Isolation and Characterization of a Rice Dwarf Mutant with a Defect in Brassinosteroid Biosynthesis

Masaki Mori *, Takahito Nomura , Hisako Ooka , Masumi Ishizaka , Takao Yokota , Kazuhiko Sugimoto , Ken Okabe , Hideyuki Kajiwara , Kouji Satoh , Koji Yamamoto , Hirohiko Hirochika , and Shoshi Kikuchi

Departments of Molecular Genetics, National Institute of Agrobiological Sciences, Tsukuba, Ibaraki 305-8602, Japan (M.M., H.O., K.S., K.O., H.H., S.K.) and Biochemistry (H.K.); Department of Biosciences, Teikyo University, Utsunomiya, Tochigi 320-8551, Japan (T.N., T.Y.); Nagaoka University of Technology, Nagaoka, Niigata 940-2137, Japan (H.O., K.Y.); and Chemical Analysis Research Center, National Institute for Agro-Environmental Sciences, Tsukuba, Ibaraki 305-8604, Japan (M.I.)
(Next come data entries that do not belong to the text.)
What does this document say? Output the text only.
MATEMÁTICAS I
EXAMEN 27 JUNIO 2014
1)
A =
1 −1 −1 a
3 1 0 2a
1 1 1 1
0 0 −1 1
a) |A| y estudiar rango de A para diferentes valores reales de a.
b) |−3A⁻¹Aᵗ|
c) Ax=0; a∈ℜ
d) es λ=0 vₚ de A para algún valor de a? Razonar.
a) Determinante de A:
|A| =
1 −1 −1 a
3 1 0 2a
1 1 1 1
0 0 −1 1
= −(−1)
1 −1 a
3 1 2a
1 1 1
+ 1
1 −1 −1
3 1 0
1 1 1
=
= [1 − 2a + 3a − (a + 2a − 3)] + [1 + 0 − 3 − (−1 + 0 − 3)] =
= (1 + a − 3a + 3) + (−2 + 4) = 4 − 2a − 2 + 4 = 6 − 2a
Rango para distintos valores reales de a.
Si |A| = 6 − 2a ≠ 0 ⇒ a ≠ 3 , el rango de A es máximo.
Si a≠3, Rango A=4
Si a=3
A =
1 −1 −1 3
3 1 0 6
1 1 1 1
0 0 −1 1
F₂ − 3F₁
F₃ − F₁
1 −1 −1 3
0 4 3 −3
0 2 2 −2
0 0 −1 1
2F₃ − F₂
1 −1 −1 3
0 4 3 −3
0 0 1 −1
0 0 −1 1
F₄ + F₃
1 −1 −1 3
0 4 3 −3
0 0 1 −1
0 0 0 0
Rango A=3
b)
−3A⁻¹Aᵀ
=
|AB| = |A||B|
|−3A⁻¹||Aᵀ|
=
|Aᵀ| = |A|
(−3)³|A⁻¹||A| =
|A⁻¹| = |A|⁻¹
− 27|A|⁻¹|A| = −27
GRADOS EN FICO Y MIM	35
* Corresponding author; email: morimasa{at}nias.affrc.go.jp.

We have isolated a new recessive dwarf mutant of rice (Oryza sativa L. cv Nipponbare). Under normal growth conditions, the mutant has very short leaf sheaths; has short, curled, and frizzled leaf blades; has few tillers; and is sterile. Longitudinal sections of the leaf sheaths revealed that the cell length along the longitudinal axis is reduced, which explains the short leaf sheaths. Transverse sections of the leaf blades revealed enlargement of the motor cells along the dorsal-ventral axis, which explains the curled and frizzled leaf blades. In addition, the number of crown roots was smaller and the growth of branch roots was weaker than those in the wild-type plant. Because exogenously supplied brassinolide considerably restored the normal phenotypes, we designated the mutant brassinosteroid-dependent 1 (brd1). Further, under darkness, brd1 showed constitutive photomorphogenesis. Quantitative analyses of endogenous sterols and brassinosteroids (BRs) indicated that BR-6-oxidase, a BR biosynthesis enzyme, would be defective. In fact, a 0.2-kb deletion was detected in the genomic region of OsBR6ox (a rice BR-6-oxidase gene) in the brd1 mutant. These results indicate that BRs are involved in many morphological and physiological processes in rice, including the elongation and unrolling of leaves, development of tillers, skotomorphogenesis, root differentiation, and reproductive growth, and that the defect of BR-6-oxidase caused the brd1 phenotype.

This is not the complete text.